As far as Google making money is concerned... more power to them. They have figured this out where others have failed, may they roll in their graves.
A monopoly? Don't tell that to the millions of Yahoo users, or the huge percentage of people who still use MS Office. They have a long ways to go before that happens. And Microsoft in hardly in a position to complain!
Posted by Farokh | January 25, 2009 10:20 AM
No one much seems to notice that any entity that effectively captures, integrates, and tracks the presence and points of view of such a large number and growing percentage of people, and in a growing diversity of ways, on a national, regional, or global basis, is not so much a market monopolist as an Intelligence Agency.
Google has become an intelligence agency.

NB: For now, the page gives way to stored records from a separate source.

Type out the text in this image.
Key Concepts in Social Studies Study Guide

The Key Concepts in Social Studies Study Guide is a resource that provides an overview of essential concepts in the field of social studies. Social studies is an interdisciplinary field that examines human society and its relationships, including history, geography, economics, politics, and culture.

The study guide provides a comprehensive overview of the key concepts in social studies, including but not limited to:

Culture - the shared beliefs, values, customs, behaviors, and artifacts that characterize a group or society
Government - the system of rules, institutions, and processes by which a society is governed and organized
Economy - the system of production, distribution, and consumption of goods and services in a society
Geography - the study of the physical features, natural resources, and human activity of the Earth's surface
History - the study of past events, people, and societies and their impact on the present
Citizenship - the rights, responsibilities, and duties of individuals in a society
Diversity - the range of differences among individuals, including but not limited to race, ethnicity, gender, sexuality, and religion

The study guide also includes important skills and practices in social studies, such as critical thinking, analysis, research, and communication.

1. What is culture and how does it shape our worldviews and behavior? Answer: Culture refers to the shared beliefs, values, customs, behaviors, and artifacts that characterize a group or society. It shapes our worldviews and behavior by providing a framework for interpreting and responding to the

To wit, anytime any SINGLE and (necessarily) methods-secretive, poor/no customer service body notes and tracks your online/offline personal presence as can be directly and indirectly determined through a combination of the following, then it's an intelligence agency in function - whatever else it professes to be in image and practice:
- Real-time satellite tracking (Google Earth - get the commercial version!); GPS and mapping (Google Maps, and Google Mobile); attention/search information (Google Advertising); e-mail (Google Mail); documents (Google Docs, Google Financials); voice calls, records and message transcripts (Google Voice); Google SMS; browser info (Google Chrome) - as well as search from all browsers; online personal/business applications (Google Apps); some of what you watch (YouTube); and the coming tsunami of collaboration and communication data [from Google Wave]), to name but a few,
Through legal means in the US, such as CALEA, the Patriot Act, DHS, NSA, and many others with serious and secretive wire-tapping powers (can I have your brain please?), what Google knows, or is instructed to know, so can, do, and does intelligence and other agencies of the US Federal Government.
CALEA, for example (The Communications Assistance for Law Enforcement Act) is a United States wiretapping law passed in 1994, during the presidency of Bill Clinton (Pub. L. No. 103-414, 108 Stat. 4279, codified at 47 USC 1001-1010). In its own words, the purpose of CALEA is: "To amend title 18, United States Code, to make clear a telecommunications carrier's duty to cooperate in the interception of communications for Law Enforcement purposes, and for other purposes." Google, though young, with its huge and growing global data centers, extensive dark fibre networks, public trust, and other growing telecoms assets, is a serious addition to US intelligence resources.
CALEA's purpose is to enhance the ability of law enforcement and intelligence agencies to conduct electronic surveillance by requiring that telecommunications carriers and manufacturers of telecommunications equipment (emphasis added) MODIFY AND DESIGN their equipment, facilities, and services to ensure that they have built-in surveillance capabilities, allowing federal agencies to monitor all telephone, broadband internet, and VoIP traffic in real-time.
Some claim the banks are "too big to fail" - I say Google's grown "bigger" than a monopolist - it's now so data rich - especially with continuing acquisitions like DoubleClick - it's too big and present in so many American and other lives for US intelligence and other agencies to let it roam unhampered and unobserved 'off the reservation'.
"Do No Evil" may have been an honest starting sentiment with Google's founders, but billions of globe-straddling dollars later, and with governments from the US, China, Israel, India, the EU and many, many others taking an increasingly active interest in what Google knows and can know, "Do Know Evil" shows no signs of NOT becoming "Dark Eclipse".